104. But that you are yourselves capable of that disdain and dismay; that you are ashamed of having been apes, if you ever were so; that you acknowledge, instinctively, a relation of better and worse, and a law respecting what is noble and base, which makes it no question to you that the man is worthier than the baboon,—this is a fact of infinite significance. This law of preference in your hearts is the true essence of your being, and the consciousness of that law is a more positive existence than any dependent on the coherence or forms of matter.

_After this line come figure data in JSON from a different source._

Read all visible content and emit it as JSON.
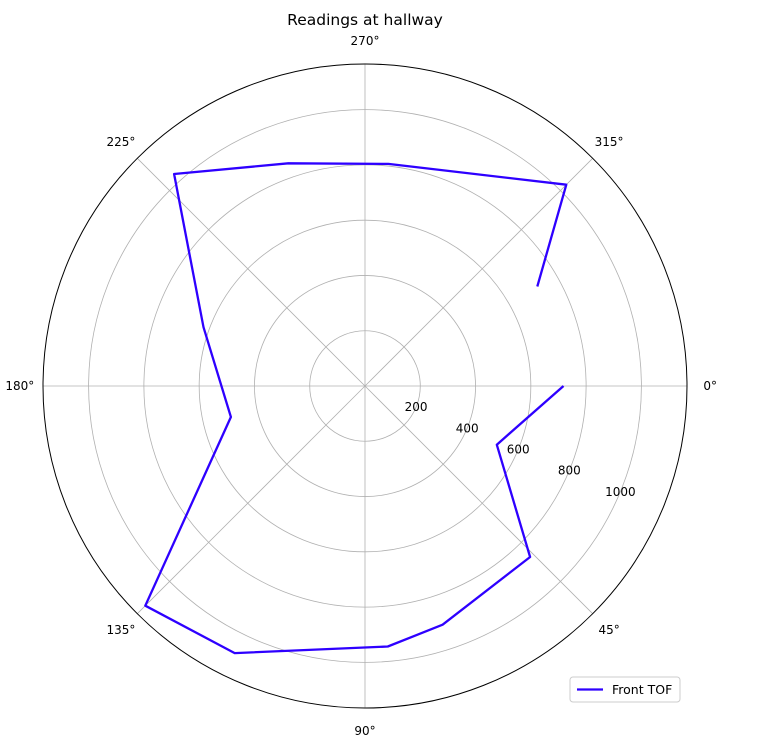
{
  "chart_data": {
    "type": "line",
    "projection": "polar",
    "title": "Readings at hallway",
    "theta_direction": "clockwise",
    "theta_zero_location": "E",
    "theta_ticks": [
      {
        "deg": 0,
        "label": "0°"
      },
      {
        "deg": 45,
        "label": "45°"
      },
      {
        "deg": 90,
        "label": "90°"
      },
      {
        "deg": 135,
        "label": "135°"
      },
      {
        "deg": 180,
        "label": "180°"
      },
      {
        "deg": 225,
        "label": "225°"
      },
      {
        "deg": 270,
        "label": "270°"
      },
      {
        "deg": 315,
        "label": "315°"
      }
    ],
    "r_ticks": [
      {
        "value": 200,
        "label": "200"
      },
      {
        "value": 400,
        "label": "400"
      },
      {
        "value": 600,
        "label": "600"
      },
      {
        "value": 800,
        "label": "800"
      },
      {
        "value": 1000,
        "label": "1000"
      }
    ],
    "rlim": [
      0,
      1165
    ],
    "grid": true,
    "legend_position": "lower-right",
    "series": [
      {
        "name": "Front TOF",
        "color": "#2e00ff",
        "points": [
          {
            "theta": 0,
            "r": 718
          },
          {
            "theta": 24,
            "r": 522
          },
          {
            "theta": 46,
            "r": 860
          },
          {
            "theta": 72,
            "r": 908
          },
          {
            "theta": 85,
            "r": 946
          },
          {
            "theta": 116,
            "r": 1075
          },
          {
            "theta": 135,
            "r": 1124
          },
          {
            "theta": 167,
            "r": 498
          },
          {
            "theta": 200,
            "r": 622
          },
          {
            "theta": 228,
            "r": 1032
          },
          {
            "theta": 251,
            "r": 852
          },
          {
            "theta": 276,
            "r": 808
          },
          {
            "theta": 315,
            "r": 1030
          },
          {
            "theta": 330,
            "r": 720
          }
        ]
      }
    ]
  }
}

105. Now, but a few words more of mythology, and I have done. Remember that Athena holds the weaver's shuttle, not merely as an instrument of texture, but as an instrument of picture; the ideas of clothing, and of the warmth of life, being thus inseparably connected with those of graphic beauty, and the brightness of life. I have told you that no art could be recovered among us without perfectness in dress, nor without the elementary graphic art of women, in divers colors of needlework. There has been no nation of any art-energy, but has strenuously occupied and interested itself in this household picturing, from the web of Penelope to the tapestry of Queen Matilda, and the meshes of Arras and Gobelins.

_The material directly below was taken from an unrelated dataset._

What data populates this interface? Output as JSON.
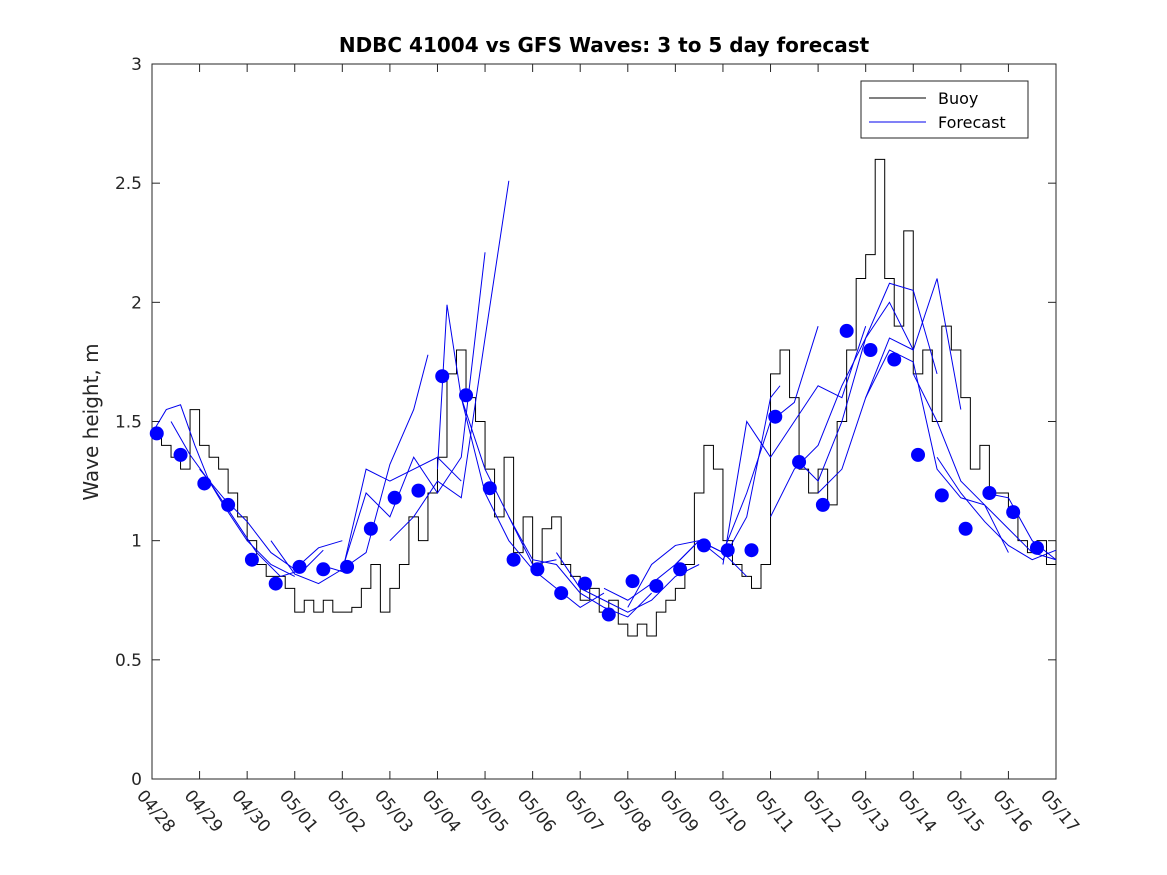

106. We should then naturally ask what kind of embroidery Athena put on her own robe; "πεπλον εανον, ποικιλον, ὁν ρ' αυτη ποιηςατο και καμε χερσιν."

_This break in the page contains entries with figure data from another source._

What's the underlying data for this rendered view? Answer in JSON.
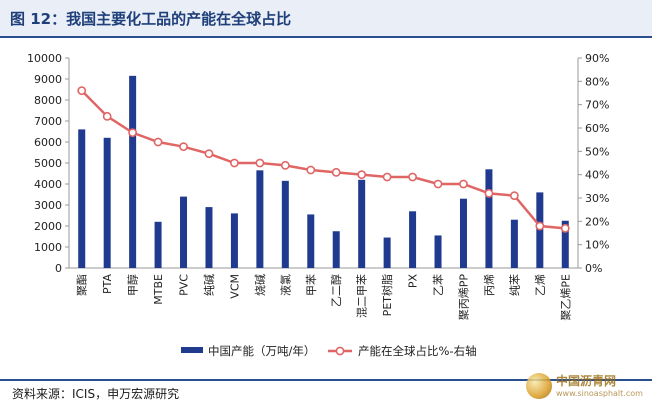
{
  "header": {
    "title": "图 12：我国主要化工品的产能在全球占比"
  },
  "source": "资料来源：ICIS，申万宏源研究",
  "watermark": {
    "main": "中国沥青网",
    "sub": "www.sinoasphalt.com"
  },
  "colors": {
    "bar": "#1f3a8f",
    "line": "#e06666",
    "line_marker_fill": "#ffffff"
  },
  "chart_data": {
    "type": "bar",
    "categories": [
      "聚酯",
      "PTA",
      "甲醇",
      "MTBE",
      "PVC",
      "纯碱",
      "VCM",
      "烧碱",
      "液氯",
      "甲苯",
      "乙二醇",
      "混二甲苯",
      "PET树脂",
      "PX",
      "乙苯",
      "聚丙烯PP",
      "丙烯",
      "纯苯",
      "乙烯",
      "聚乙烯PE"
    ],
    "series": [
      {
        "name": "中国产能（万吨/年）",
        "type": "bar",
        "axis": "left",
        "values": [
          6600,
          6200,
          9150,
          2200,
          3400,
          2900,
          2600,
          4650,
          4150,
          2550,
          1750,
          4200,
          1450,
          2700,
          1550,
          3300,
          4700,
          2300,
          3600,
          2250
        ]
      },
      {
        "name": "产能在全球占比%-右轴",
        "type": "line",
        "axis": "right",
        "values": [
          76,
          65,
          58,
          54,
          52,
          49,
          45,
          45,
          44,
          42,
          41,
          40,
          39,
          39,
          36,
          36,
          32,
          31,
          18,
          17
        ]
      }
    ],
    "y_left": {
      "min": 0,
      "max": 10000,
      "ticks": [
        "0",
        "1000",
        "2000",
        "3000",
        "4000",
        "5000",
        "6000",
        "7000",
        "8000",
        "9000",
        "10000"
      ]
    },
    "y_right": {
      "min": 0,
      "max": 90,
      "ticks": [
        "0%",
        "10%",
        "20%",
        "30%",
        "40%",
        "50%",
        "60%",
        "70%",
        "80%",
        "90%"
      ]
    },
    "legend_position": "bottom",
    "grid": false
  }
}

The subject of that ποικιλια of hers, as you know, was the war of the giants and gods. Now the real name of these giants, remember, is that used by Hesiod, 'πηλογονοι,' 'mud-begotten,' and the meaning of the contest between these and Zeus, πηλογονων ελατηρ, is, again, the inspiration of life into the clay, by the goddess of breath; and the actual confusion going on visibly before you, daily, of the earth, heaping itself into cumbrous war with the powers above it.
107. Thus, briefly, the entire material of Art, under Athena's hand, is the contest of life with clay; and all my task in explaining to you the early thought of both the Athenian and Tuscan schools will only be the tracing of this battle of the giants into its full heroic form, when, not in tapestry only, but in sculpture, and on the portal of the Temple of Delphi itself, you have the "κλονος εν τειχεσι λαινοισι γιγαντων," and their defeat hailed by the passionate cry of delight from the Athenian maids, beholding Pallas in her full power, "λευσσω; Παλλαδ'εμαν θεον," my own goddess. All our work, I repeat, will be nothing but the inquiry into the development of this one subject, and the pressing fully home the question of Plato about that embroidery—"And think you that there is verily war with each other among the Gods? and dreadful enmities and battles, such as the poets have told, and such as our painters set forth in graven scripture, to adorn all our sacred rites and holy places; yes, and in the great Panathenaea themselves, the Peplus, full of such wild picturing, is carried up into the Acropolis—shall we say that these things are true, oh Euthuphron, right-minded friend?"